Daniel Avery – These Nights Never End
Aimee Cliff: "Daniel Avery's recent debut album 'Drone Logic' is a dance record with a warm, characterful heartbeat unlike any other I've heard this year. It's capable of pinning you in a trance with its relentless techno surge, but still full of piercing moments that pull you out of the fog with the shock of a torch beam hitting your eyes. Right now, I'm obsessed with one of those moments in this track – it's when that heavily processed melody line kicks in, sounding to my ears like a battered old saxophone heard from another room, or another planet. It's one of those super special things you just can't hear only once."
DVA – Chilli Burrito
Robert Darnell: "This track’s been like an infection I can't shake off ever since Kode9 teased it in his 'Rinse:22' mix, and was just featured on the Hyperdub man’s freewheeling ‘Mad Hatter’ EP. Why does the last half feature an EDM fan getting philosophical on how dropping MDMA at a rave makes you get on with people you totally thought you hated? No idea, but it works for me."

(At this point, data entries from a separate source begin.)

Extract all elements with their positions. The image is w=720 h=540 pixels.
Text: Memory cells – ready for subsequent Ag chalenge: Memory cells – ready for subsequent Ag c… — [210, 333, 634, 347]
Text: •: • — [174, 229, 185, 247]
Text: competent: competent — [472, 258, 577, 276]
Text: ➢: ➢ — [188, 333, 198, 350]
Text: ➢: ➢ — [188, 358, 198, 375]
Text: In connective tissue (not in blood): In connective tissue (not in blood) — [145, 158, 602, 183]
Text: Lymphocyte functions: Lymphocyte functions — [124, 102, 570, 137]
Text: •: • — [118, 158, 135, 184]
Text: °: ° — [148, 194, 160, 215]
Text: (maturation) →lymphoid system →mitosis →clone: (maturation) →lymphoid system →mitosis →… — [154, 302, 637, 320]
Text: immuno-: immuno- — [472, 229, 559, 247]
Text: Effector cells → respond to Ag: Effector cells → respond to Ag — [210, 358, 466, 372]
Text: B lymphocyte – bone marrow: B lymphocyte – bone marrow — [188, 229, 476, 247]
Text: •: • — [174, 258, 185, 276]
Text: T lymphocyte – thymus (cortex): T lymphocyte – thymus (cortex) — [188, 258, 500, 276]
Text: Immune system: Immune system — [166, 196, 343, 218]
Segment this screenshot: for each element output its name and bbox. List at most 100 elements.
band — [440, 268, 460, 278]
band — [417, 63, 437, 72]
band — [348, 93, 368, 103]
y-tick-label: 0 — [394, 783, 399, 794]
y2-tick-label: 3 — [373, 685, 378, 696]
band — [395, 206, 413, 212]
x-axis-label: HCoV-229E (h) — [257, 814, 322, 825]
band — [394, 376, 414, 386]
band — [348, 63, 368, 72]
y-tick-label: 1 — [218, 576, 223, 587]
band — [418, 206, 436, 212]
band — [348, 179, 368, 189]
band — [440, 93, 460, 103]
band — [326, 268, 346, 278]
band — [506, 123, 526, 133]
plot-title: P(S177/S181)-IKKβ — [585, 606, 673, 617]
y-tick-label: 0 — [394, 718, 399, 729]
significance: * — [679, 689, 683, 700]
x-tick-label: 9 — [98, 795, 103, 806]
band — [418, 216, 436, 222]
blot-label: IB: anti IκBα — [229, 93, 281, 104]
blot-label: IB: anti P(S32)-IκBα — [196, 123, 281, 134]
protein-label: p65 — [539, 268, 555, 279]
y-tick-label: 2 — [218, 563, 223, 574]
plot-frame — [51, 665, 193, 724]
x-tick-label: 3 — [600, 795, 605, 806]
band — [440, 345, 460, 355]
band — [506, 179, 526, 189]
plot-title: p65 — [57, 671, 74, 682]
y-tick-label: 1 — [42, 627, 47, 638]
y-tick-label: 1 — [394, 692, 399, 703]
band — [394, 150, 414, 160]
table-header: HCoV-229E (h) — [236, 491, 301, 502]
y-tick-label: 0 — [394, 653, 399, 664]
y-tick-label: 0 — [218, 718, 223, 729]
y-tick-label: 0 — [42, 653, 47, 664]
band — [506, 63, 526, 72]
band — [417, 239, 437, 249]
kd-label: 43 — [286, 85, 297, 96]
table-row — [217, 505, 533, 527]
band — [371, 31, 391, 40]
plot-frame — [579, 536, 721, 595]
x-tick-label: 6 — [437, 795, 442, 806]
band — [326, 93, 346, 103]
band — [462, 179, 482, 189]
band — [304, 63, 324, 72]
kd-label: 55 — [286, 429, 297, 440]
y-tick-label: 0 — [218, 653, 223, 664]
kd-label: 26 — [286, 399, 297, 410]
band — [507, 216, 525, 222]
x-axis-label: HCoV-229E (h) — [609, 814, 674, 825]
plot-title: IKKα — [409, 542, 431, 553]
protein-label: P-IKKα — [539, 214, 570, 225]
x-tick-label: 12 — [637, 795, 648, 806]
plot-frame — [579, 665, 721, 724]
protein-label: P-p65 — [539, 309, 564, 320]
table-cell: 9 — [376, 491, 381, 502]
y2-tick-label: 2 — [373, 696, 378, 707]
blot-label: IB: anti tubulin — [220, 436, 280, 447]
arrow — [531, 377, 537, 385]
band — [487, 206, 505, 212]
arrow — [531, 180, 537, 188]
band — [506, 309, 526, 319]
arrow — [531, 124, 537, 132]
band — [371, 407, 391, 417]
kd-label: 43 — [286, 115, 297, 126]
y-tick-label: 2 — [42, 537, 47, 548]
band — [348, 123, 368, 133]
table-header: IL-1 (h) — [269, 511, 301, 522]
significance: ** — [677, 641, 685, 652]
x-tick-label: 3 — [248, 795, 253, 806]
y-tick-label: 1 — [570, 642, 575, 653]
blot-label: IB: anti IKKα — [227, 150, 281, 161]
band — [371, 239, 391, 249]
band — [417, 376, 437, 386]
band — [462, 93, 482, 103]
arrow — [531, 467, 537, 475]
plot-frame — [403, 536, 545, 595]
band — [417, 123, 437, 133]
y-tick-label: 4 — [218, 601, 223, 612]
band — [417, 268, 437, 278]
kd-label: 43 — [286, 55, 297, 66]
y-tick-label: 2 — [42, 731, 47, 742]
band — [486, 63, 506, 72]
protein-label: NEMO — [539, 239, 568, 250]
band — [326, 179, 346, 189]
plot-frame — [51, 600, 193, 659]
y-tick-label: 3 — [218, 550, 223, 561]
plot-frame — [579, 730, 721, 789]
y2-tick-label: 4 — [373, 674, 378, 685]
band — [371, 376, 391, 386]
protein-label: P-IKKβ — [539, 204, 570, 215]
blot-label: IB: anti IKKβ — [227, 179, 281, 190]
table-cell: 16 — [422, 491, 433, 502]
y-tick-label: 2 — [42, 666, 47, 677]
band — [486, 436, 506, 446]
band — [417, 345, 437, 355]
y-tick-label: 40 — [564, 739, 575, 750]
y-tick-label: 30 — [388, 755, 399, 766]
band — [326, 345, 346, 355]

Tessela – Hackney Parrot (Special Request VIP)
Zara Wladawsky: "So I've been on a massive breaks/jungle/UKG tip over here in Brooklyn that's been mostly fueled by the excellent Tessela and Special Request lately. This combines both of them together and makes me want to get down – simple. In the sea of lo-fi house and techno here, I yearn for a DJ who'd break out beats like this on a night out. Anyone? (hint hint.)"
Ø [Phase] – On The Edge
Zara Wladawsky: "The UK techno producer is finally coming out with his first album in 12 years and it's a beautiful exercise in tensile layering and simmering complexity. It was hard to choose a track here, but to me this is the apex of creating a fluid sense of space and atmosphere, which are some of my favourite elements of the genre. I could be just as happy dancing to this in Berghain as I am closing my eyes and blasting this in my headphones…with a cheeky fistpump going all the way."
Laurel Halo – Chance Of Rain
Zara Wladawsky: "Laurel's done gone and made another brilliant album that's about to see release this month. Whilst some of the tracks are more structured, Chance Of Rain is born out of live improv sessions and takes me back to some of the times I've seen her perform this year. It's at once dizzying, arresting, and intensely soothing. It leaves me feeling rather exhilarated so it seemed like a good mix closer."